The Workforce of the Future: What Hospitals Need to Stay Competitive 

In this exclusive Q&A, Vituity’s President Theo Koury, MD, shares his expert take on the hiring challenges facing hospitals and health systems and ways to successfully recruit for and shape the workforce of the future.

What do you see as your greatest competition for workers?

In two words: provider burnout. Over 330,000 clinicians — about a third of them physicians —left the workforce in 2021. Many more are approaching retirement age. As healthcare organizations, we are our own greatest competitors if we don’t work to create engaging environments that ease burnout and moral injury.

Clinician parents have been hit especially hard by the pandemic and its aftermath. A recent Medscape survey found that 35% of physician parents were “conflicted” or “very conflicted” about balancing family and professional demands. In addition, many younger physicians prioritize flexibility and work-life balance and are not as eager as previous generations to embark on a traditional medical career.

Over the last five years, we’ve seen a rise in nontraditional job opportunities for clinicians. Are hospitals feeling the competition?

Yes, they definitely are. Practice patterns are changing. Anesthesiologists are moving from hospitals to surgery centers. Hospitalists and emergency physicians are moving into private and virtual practices with greater perceived work-life balance.

Adding to this, many physicians are moving into nonclinical roles with payers and tech. Analytics and AI decision support are hot areas that require medical expertise to build and train new models. All of this chips away at the acute care workforce and contributes to a gap in care delivery within the hospital walls. 

What investments are needed now to ensure a thriving clinical workforce? 

The best investment for hospitals and health systems is building the right environment and culture to attract the best clinical teams passionate about patient-centric care. It’s also critical for organizations to clearly articulate their mission, vision, and purpose and make sure it resonates with their teams. At Vituity, we’ve learned over the nearly fifty years of our existence that having strong workforce engagement, especially on the clinical provider side, is the foundation of operational success.

A big part of designing this environment is providing employees with training and leadership development opportunities and encouraging frontline engagement in the development and execution of innovative care delivery models that meet the needs and expectations of our communities.

What does the clinician workforce need that investments and funding can't quite solve? 

Moral injury is a huge issue. Healthcare workers want to provide high-quality care and healing. And they feel great distress when systemic issues interfere with optimal patient care. For example, today’s physicians must constantly weigh what’s best for the patient against profitability, insurance restrictions, fear of litigation, productivity pressures, and (sometimes) poorly thought-out quality metrics. 
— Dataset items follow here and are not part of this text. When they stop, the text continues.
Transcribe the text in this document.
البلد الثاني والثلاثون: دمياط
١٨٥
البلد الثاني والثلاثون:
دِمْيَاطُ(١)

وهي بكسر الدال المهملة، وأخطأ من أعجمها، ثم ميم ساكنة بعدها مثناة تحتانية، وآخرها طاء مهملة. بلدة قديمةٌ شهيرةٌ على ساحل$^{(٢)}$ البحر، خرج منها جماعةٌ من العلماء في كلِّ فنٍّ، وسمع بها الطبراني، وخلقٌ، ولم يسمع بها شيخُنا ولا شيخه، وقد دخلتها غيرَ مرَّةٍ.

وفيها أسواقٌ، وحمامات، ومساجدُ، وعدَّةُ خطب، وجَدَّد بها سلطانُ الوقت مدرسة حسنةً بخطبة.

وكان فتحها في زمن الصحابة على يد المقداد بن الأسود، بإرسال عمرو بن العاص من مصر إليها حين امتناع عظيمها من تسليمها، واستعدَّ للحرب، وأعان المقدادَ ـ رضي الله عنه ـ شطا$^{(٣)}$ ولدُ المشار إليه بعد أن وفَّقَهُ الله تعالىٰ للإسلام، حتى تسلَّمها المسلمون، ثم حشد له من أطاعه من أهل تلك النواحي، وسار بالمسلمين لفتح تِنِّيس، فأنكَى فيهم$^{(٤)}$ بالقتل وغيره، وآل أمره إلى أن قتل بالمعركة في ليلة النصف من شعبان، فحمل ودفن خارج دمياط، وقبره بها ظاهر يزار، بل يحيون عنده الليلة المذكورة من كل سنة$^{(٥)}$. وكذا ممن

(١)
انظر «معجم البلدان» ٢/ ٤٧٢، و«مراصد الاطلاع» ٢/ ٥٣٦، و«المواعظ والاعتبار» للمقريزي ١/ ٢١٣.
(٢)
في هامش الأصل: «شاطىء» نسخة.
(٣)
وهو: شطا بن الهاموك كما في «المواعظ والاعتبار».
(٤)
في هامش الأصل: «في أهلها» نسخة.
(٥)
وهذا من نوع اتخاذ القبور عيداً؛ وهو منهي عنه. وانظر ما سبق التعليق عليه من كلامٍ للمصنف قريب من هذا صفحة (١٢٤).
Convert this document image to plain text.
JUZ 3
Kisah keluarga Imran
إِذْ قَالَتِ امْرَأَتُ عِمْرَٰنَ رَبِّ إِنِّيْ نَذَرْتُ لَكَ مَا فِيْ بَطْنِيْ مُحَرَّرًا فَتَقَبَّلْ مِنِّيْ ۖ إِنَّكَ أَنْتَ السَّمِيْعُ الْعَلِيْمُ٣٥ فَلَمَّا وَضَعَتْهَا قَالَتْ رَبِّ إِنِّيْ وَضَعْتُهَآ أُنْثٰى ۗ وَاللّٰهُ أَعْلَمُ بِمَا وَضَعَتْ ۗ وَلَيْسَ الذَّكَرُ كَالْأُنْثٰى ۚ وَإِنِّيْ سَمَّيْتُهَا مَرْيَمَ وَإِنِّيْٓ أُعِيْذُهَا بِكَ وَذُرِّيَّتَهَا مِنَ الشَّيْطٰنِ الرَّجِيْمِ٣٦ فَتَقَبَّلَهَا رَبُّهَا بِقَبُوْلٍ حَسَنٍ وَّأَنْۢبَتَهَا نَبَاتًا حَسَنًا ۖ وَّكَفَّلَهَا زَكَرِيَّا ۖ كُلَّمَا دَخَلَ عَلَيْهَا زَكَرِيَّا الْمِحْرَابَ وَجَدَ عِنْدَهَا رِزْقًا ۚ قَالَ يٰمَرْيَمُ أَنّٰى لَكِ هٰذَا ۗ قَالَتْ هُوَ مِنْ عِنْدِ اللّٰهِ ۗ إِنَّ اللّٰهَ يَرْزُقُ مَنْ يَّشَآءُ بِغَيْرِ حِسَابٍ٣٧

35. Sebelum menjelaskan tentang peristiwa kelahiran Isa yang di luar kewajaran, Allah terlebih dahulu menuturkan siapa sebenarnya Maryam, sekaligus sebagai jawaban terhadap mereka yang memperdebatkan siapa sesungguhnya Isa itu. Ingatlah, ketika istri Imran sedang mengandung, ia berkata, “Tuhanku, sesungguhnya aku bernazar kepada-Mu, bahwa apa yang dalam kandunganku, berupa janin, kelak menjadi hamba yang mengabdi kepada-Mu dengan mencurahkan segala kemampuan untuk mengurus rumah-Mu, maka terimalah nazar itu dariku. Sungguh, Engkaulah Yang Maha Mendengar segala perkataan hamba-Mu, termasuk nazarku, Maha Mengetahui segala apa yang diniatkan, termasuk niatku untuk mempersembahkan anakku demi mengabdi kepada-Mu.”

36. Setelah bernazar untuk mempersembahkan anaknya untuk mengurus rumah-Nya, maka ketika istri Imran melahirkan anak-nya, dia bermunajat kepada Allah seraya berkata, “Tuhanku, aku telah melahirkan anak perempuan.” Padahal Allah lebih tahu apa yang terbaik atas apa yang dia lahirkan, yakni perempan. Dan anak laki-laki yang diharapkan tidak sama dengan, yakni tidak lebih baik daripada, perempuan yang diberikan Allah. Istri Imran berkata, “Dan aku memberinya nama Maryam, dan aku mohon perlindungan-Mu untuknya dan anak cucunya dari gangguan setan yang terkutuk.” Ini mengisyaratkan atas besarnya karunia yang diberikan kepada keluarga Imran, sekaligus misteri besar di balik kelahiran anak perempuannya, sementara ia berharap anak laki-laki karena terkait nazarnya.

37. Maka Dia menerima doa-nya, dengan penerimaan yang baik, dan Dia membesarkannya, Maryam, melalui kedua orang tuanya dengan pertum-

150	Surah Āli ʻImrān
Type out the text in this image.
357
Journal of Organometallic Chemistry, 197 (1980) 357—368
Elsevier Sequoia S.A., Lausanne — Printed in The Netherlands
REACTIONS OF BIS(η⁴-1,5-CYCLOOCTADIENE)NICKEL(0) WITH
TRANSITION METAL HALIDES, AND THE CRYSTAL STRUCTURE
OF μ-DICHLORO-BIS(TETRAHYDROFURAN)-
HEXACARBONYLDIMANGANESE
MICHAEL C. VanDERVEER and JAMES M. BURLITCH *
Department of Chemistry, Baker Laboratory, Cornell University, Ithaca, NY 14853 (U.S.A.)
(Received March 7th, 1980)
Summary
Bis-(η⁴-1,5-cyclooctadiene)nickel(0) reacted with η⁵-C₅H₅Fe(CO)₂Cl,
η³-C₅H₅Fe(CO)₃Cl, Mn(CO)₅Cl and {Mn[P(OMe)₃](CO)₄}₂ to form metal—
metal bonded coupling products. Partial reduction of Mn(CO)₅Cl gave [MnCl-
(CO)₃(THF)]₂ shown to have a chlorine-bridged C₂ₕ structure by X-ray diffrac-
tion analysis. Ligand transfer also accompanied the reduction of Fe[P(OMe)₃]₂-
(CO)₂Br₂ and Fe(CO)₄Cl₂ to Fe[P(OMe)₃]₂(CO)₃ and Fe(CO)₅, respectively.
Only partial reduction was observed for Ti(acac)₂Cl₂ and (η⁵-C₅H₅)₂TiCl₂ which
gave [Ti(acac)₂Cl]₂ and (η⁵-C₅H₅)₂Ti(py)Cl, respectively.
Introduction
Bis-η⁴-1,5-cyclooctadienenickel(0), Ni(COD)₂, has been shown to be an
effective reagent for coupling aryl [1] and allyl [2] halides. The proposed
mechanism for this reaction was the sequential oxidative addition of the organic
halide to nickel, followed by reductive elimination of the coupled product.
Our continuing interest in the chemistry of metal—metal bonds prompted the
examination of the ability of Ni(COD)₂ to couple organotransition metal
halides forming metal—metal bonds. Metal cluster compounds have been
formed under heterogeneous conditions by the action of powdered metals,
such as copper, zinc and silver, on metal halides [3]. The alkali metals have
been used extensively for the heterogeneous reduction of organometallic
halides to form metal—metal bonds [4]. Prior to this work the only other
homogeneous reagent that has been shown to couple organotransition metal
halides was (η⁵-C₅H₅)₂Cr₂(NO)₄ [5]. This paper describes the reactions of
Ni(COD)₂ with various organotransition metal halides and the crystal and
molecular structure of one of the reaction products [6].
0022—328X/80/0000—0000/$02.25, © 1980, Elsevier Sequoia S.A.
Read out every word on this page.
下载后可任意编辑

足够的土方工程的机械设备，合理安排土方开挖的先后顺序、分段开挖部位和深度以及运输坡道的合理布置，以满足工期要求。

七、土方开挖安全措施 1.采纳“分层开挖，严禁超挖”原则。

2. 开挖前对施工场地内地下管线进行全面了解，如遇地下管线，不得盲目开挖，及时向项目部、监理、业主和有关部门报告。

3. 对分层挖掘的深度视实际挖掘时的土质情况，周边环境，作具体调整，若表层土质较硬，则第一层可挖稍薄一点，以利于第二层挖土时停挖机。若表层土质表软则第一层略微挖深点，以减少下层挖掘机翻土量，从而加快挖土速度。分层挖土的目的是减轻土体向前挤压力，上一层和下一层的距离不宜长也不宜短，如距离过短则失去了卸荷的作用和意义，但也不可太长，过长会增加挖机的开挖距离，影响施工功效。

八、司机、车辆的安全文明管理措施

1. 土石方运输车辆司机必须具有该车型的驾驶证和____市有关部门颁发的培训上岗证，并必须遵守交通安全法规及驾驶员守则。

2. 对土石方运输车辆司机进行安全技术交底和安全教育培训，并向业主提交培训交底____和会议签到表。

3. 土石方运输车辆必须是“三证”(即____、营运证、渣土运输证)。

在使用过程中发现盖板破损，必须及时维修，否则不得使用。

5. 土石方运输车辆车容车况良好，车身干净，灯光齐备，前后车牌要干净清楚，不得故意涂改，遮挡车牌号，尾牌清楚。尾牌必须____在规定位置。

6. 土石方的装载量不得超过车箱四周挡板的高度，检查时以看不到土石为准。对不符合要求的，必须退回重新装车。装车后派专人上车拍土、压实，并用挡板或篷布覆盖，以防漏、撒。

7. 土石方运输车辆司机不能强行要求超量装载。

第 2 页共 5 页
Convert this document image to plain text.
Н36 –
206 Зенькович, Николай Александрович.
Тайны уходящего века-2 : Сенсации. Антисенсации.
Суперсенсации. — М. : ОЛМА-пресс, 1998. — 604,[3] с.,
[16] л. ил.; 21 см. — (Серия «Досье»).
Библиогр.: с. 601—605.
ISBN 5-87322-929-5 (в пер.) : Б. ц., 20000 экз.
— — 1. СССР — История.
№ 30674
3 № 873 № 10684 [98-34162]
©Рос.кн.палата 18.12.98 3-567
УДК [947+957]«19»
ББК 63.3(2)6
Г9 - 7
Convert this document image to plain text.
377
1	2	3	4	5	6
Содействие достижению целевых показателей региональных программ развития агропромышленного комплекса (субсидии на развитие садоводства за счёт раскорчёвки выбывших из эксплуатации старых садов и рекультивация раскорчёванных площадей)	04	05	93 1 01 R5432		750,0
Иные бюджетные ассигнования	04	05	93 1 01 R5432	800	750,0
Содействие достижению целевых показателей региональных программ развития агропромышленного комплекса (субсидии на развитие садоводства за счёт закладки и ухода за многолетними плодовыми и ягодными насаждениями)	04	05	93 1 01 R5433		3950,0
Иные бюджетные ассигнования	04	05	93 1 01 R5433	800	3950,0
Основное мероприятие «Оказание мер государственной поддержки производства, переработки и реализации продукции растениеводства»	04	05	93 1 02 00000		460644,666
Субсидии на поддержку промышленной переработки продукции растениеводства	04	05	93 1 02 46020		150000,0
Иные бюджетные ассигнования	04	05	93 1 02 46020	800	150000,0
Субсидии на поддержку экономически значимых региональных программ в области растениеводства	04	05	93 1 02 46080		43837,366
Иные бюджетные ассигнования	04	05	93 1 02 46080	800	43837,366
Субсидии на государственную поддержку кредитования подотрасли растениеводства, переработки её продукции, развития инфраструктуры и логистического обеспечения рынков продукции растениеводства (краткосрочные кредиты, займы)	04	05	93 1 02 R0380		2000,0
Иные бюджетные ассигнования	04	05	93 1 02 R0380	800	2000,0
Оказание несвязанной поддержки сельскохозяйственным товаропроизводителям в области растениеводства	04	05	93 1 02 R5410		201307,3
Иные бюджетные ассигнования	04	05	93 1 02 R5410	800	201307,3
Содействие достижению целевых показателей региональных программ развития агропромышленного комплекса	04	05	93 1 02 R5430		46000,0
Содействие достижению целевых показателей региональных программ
Because moral injury is related to larger systemic issues, no single organization can solve it. Instead, we need overarching policy change to align economic incentives within healthcare to benefit patients and clinicians. 

How can health system leaders focus on safety and quality in this challenging operating environment?  

First, it’s crucial to develop a safety culture by encouraging transparency, communication, and collaboration. Both clinicians and patients benefit from a safe, non-punitive environment that encourages reporting of near misses, errors, and adverse events. Incidents should be leveraged for learning and improvement opportunities, not punishment.

Second, we can engage providers in developing process improvements that eliminate errors. They’re the closest to our patients, and they see firsthand everything that impacts them. Inviting providers to improve care is rarely a hard sell because most of us went into medicine to make a difference. 

Finally, invest in training, education, and best-practice sharing. There must be a set expectation for continued knowledge learning and skill development.

Any closing thoughts? 

Engage your teams. Make them feel heard by asking them to share their vision on improving care and their solutions to problems they face. Then engage them in implementing strategies and tactics. That will give you a dedicated workforce. And in these difficult times for recruiting and retention, that’s worth its weight in gold.

Theo Koury, MD, is President of Vituity. Across his 25-year leadership career, Dr. Koury has focused on empowering front-line clinicians to improve care by prioritizing patient outcomes and maximizing quality and efficiency. In addition to his executive duties, he is a practicing emergency physician in the San Francisco Bay Area.

As President of Vituity since 2017, Dr. Koury oversees the company’s financial and infrastructure strategies essential to fulfill the enterprise’s mission of empowering healthcare providers to deliver exceptional care across more than 500 service locations nationwide.